Doors open at 6:45 p.m. Each Lecture will be preceded by a brief musical performance by students from The Colburn School starting at 7:00 p.m. Lectures start at 7:30 p.m. Light refreshments will be available.
Schedule
Dr. John S. Mulchaey
Science Deputy, Carnegie Institution for Science; Crawford H. Greenewalt Chair and Director, Carnegie Observatories
Over the past two decades, astronomy has made stunning achievements that have exceeded even the most seasoned scientists’ predictions. New discoveries about black holes, planets in and beyond our Solar System, galaxy and star formation, and myriad other phenomena are rapidly transforming our understanding of the universe. Dr. Mulchaey, who founded the Carnegie Astronomy Lecture Series in 2002, will present extraordinary highlights from this new century, and the ways that international collaborations, new technologies, and educational diversity and progress have advanced the field—promising even more exciting discoveries in the coming decades.
Watch recordingDr. Alan Dressler
Staff Scientist Emeritus, Carnegie Observatories, Carnegie Institution for Science
The James Webb Space Telescope (JWST) originated in a 1995 proposal from the Hubble Space Telescope & Beyond Committee led by Dr. Dressler as part of a quest to connect our human origins to the births of galaxies 13.4 billion years ago, and to search for habitable worlds like Earth within our Milky Way galaxy. Dr. Dressler will describe the history of this project to build what is arguably the most complex instrument ever; the challenges faced by thousands of engineers and scientists; the success (so far!) in activating and calibrating the telescope and spacecraft; and the instrumentation that will deliver extraordinarily powerful observations of stars and galaxies for scientific programs that begin this summer.
Watch recordingDr. R. Paul Butler
Staff Scientist, Earth & Planets Laboratory, Carnegie Institution for Science
Modern science began with Copernicus speculating that the Earth is a planet and that all the planets orbit the Sun. During the first four centuries of modern science, the discovery of extrasolar planets remained tantalizingly out of reach. Finally, in 1995,the first confirmed exoplanets were found. Since then, the trickle of new planets has grown to a flood, first from ground-based precision Doppler surveys, and, more recently, from the Kepler and TESS space missions. The initial speculation of extrasolar planets and life that led to modern science have now come full circle, with realistic prospects of direct imaging and spectroscopy of Earth-like planets around nearby stars within the next generation.
Watch recordingDr. Wendy Freedman
John and Marion Sullivan University Professor of Astronomy and Astrophysics and the College, The University of Chicago
In 1929, Carnegie astronomer Edwin Hubble discovered that the universe is expanding and revolutionized our perspective on the cosmos. Decades of discovery followed. The launch of the Hubble Space Telescope (HST) in 1990 enabled astronomers to make measurements of the universe with unprecedented accuracy.
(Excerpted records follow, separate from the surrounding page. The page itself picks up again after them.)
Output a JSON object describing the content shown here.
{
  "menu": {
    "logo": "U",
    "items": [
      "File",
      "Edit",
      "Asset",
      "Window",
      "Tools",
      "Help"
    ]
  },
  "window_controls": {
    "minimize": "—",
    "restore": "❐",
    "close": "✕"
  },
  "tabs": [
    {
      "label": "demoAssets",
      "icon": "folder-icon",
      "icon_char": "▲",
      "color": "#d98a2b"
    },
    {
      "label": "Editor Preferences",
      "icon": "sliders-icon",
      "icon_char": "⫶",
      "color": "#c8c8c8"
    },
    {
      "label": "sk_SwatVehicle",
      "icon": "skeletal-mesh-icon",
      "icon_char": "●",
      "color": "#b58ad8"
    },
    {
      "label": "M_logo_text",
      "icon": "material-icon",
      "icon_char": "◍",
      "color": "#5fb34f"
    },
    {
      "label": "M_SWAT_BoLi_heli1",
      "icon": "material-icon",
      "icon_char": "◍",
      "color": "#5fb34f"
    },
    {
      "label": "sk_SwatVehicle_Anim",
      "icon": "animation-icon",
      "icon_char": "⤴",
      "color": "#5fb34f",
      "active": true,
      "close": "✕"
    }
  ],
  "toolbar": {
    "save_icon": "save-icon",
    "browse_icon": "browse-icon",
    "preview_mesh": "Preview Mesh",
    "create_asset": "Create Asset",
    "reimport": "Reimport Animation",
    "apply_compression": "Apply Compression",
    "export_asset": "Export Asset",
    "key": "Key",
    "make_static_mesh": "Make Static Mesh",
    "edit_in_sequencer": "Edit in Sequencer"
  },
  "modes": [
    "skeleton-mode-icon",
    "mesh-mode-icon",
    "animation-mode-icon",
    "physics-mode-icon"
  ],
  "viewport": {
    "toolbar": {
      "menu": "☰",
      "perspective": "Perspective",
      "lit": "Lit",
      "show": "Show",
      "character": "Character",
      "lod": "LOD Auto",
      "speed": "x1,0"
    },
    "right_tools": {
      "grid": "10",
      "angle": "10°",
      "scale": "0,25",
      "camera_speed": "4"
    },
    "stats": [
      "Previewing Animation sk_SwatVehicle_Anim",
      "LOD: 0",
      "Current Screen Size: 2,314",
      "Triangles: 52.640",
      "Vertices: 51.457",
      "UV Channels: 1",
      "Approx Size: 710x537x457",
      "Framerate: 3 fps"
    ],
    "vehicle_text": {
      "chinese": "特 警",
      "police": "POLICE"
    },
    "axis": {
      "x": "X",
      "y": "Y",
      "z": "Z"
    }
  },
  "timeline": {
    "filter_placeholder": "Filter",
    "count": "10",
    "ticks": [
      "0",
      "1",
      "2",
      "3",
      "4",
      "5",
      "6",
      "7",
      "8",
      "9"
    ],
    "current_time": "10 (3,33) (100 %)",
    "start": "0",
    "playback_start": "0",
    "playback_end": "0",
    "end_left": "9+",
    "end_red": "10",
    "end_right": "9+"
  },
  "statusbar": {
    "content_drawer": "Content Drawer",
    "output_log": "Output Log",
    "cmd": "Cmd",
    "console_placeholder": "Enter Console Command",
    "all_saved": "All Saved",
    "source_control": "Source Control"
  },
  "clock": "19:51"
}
The December 25, 2021, launch of the James Webb Space Telescope promises even higher accuracy. Dr. Freedman spent 30 years of her career at the Carnegie Observatories, 11 of those as Director. She is best known for measuring how fast the universe is expanding, a quantity known as the Hubble constant, which gives a measure of the size and the age of the universe. She will describe the historical quest to measure these quantities and how recent HST results suggest that there may be a missing piece in our current understanding of cosmology.